Archived posting to the Leica Users Group, 1998/06/04
[Author Prev] [Author Next] [Thread Prev] [Thread Next] [Author Index] [Topic Index] [Home] [Search]
At 12:54 PM 6/4/98 , Harrison McClary wrote:
>If you want to check the focusing accuracy of your range finder the only
>way I know is to focus with the camera on a tripod on something then flip
>open the back and put some vellum over the focal plane and see if it is
>in focus there.
If I were going to try this (and I'm not)
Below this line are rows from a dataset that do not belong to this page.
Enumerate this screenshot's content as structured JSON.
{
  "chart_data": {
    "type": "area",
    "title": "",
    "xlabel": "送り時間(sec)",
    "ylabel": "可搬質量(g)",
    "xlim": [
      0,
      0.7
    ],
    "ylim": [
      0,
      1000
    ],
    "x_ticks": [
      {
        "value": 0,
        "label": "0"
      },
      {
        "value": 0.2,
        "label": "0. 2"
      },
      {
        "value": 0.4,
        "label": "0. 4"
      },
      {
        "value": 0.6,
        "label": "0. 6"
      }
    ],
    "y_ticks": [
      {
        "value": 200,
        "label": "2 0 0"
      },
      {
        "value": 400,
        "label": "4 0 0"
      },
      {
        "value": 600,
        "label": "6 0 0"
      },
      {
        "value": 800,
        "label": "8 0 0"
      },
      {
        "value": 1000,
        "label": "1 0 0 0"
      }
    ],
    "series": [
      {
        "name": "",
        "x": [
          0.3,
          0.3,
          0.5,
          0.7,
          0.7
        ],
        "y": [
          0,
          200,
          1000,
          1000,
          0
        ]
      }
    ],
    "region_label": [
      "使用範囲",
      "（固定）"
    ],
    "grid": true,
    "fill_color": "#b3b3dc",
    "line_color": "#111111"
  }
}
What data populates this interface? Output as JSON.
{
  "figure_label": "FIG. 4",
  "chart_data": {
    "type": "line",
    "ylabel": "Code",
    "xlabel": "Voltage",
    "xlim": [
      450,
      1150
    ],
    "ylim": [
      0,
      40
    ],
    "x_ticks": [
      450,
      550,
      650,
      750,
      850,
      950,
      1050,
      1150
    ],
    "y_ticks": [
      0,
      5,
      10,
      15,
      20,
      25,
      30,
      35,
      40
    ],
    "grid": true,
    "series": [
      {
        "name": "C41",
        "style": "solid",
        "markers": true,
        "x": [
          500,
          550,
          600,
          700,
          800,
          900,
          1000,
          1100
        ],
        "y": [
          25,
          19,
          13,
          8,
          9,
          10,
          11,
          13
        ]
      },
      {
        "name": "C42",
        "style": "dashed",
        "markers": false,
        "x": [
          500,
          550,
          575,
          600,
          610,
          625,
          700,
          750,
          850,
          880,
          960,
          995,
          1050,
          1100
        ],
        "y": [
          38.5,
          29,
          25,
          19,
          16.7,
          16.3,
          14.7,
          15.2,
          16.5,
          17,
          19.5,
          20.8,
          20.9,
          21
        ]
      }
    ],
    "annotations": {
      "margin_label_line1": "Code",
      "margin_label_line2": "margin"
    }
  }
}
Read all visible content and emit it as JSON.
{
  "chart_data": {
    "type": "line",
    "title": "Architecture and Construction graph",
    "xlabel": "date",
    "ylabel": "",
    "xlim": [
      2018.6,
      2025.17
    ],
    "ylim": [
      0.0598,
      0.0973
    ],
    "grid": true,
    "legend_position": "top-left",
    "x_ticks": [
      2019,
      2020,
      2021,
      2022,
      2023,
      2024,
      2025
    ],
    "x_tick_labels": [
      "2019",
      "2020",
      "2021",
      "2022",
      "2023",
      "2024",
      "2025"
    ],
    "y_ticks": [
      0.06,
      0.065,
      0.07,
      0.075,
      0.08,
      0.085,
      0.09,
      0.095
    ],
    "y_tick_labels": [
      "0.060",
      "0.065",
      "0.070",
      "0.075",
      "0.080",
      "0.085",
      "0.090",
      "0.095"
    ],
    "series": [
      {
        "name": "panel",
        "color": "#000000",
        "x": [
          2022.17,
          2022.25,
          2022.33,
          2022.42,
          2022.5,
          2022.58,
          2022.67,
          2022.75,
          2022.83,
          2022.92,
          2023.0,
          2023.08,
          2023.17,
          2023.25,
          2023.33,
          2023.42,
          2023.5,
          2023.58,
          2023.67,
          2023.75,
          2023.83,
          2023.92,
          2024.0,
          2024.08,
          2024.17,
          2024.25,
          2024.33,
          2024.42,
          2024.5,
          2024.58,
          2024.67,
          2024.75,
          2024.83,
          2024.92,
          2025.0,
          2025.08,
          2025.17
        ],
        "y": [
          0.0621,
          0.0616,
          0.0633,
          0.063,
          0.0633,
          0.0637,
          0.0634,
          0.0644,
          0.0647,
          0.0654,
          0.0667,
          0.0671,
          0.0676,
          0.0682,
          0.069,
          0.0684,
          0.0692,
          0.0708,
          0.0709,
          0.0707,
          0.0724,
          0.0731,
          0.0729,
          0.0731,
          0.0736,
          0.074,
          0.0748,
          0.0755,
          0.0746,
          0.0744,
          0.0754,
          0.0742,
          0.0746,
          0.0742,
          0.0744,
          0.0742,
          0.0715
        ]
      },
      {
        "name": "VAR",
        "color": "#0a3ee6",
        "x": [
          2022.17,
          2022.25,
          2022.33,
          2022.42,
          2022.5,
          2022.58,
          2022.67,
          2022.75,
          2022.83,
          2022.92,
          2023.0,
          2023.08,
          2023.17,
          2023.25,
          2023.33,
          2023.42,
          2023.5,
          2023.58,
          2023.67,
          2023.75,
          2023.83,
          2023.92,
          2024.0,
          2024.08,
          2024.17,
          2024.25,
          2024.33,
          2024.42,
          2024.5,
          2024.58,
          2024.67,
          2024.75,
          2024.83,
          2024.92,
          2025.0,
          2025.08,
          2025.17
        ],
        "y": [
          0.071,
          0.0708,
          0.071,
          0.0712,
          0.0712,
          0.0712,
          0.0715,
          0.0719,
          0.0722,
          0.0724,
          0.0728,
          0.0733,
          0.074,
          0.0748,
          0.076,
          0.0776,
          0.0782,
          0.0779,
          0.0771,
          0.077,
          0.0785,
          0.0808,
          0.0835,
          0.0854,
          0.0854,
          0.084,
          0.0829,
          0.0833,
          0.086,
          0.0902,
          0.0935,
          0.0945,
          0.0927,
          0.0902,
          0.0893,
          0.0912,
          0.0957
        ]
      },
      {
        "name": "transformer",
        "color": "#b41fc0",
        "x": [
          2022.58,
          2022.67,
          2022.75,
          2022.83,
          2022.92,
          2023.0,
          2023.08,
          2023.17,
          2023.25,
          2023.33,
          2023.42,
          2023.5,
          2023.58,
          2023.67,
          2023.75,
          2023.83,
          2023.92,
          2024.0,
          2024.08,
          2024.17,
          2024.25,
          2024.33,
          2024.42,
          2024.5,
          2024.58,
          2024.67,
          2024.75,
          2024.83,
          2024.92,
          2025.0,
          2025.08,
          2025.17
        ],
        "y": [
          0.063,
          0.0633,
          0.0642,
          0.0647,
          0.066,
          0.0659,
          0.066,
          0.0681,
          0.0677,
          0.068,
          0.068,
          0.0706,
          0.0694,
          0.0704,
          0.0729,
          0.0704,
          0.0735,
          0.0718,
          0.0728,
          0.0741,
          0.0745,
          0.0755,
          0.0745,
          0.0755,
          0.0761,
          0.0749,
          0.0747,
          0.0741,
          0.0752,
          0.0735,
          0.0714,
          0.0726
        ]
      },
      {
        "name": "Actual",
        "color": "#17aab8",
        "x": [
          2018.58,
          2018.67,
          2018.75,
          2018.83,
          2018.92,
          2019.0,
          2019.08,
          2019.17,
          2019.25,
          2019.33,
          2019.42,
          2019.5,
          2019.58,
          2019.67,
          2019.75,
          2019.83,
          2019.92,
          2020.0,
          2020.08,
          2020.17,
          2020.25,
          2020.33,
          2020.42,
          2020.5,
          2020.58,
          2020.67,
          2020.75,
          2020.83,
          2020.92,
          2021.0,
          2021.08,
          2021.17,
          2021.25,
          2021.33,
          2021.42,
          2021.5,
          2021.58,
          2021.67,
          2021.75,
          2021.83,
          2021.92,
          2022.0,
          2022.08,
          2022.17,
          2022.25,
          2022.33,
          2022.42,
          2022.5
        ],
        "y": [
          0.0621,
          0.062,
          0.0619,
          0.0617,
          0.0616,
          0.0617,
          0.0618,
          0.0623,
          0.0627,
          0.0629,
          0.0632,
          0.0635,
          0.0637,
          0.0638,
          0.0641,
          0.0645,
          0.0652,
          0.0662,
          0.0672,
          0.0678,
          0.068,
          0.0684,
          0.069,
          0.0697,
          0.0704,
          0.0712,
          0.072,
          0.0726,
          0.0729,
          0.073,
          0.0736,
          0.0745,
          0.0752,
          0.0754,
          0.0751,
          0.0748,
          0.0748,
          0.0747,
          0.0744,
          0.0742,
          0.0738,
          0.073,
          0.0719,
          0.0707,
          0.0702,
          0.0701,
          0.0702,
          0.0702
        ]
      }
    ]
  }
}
I'd worry a lot about the following:
1. Depth of focus will be really minimal
with the wide apertures available on
Leica lenses. Rather than use vellum,
I'd use something that I could ensure
would be FLAT, like a small piece of
ground glass that would rest against
the film rails.
2. even so, it would be difficult to get the
ground glass ground surface exactly
registered where the pressure plate
and the film rails would put the front
surface of a piece of film. Film flexes.
I assume that Leica take this into
account when building cameras.
3. Very small errors in focus would be
very hard to detect on the GG but might
be quite apparent on film. At the very
least, you'd need to check the focus
with a loupe. My preference would be
to focus on the GG with a fairly high
power loupe, then check the rangefinder,
rather than the other way 'round.
Looking at the GG with your naked eye
would be pretty much useless.
4. Absolute accuracy probably requires
focusing a microscope on the *aerial*
image formed at the film plane, since
even a fairly high power loupe on a
ground glass will not allow you to
resolve all the detail in the aerial image.
5. All of this fooling around at the film
plane would make me nervous if the
cable release let go and let the shutter
close.
If I really had some reason to believe
that the rangefinder was out of whack,
I'd stretch out a tape measure for 30
feet or so, and then expose multiple frames
of various marks on the tape, with the
aperture wide open. I'd do it on
really fine grained film like Tech pan,
or maybe Ektar 25, and then I'd
examine the image of the tape measure
on the negative with a low-power
microscope. Focus each frame separately.
Remember when evaluating the actual
plane of focus that the depth of field is
asymmetric about the plane of focus -
one third in front, two thirds behind.
So if you focused on the ten foot mark,
you'd expect that the marks at 9 feet and 12 feet
would be equally out of focus, with the
ten foot mark being sharpest of all.
All of that sounds like a lot of work to me.
In the end, I'd probably just send the camera
off and have it checked/adjusted. All right, I confess.
Maybe I'd buy another M6, and send the
suspect one off to be checked/ adjusted.
That way, I'd not have to go without one.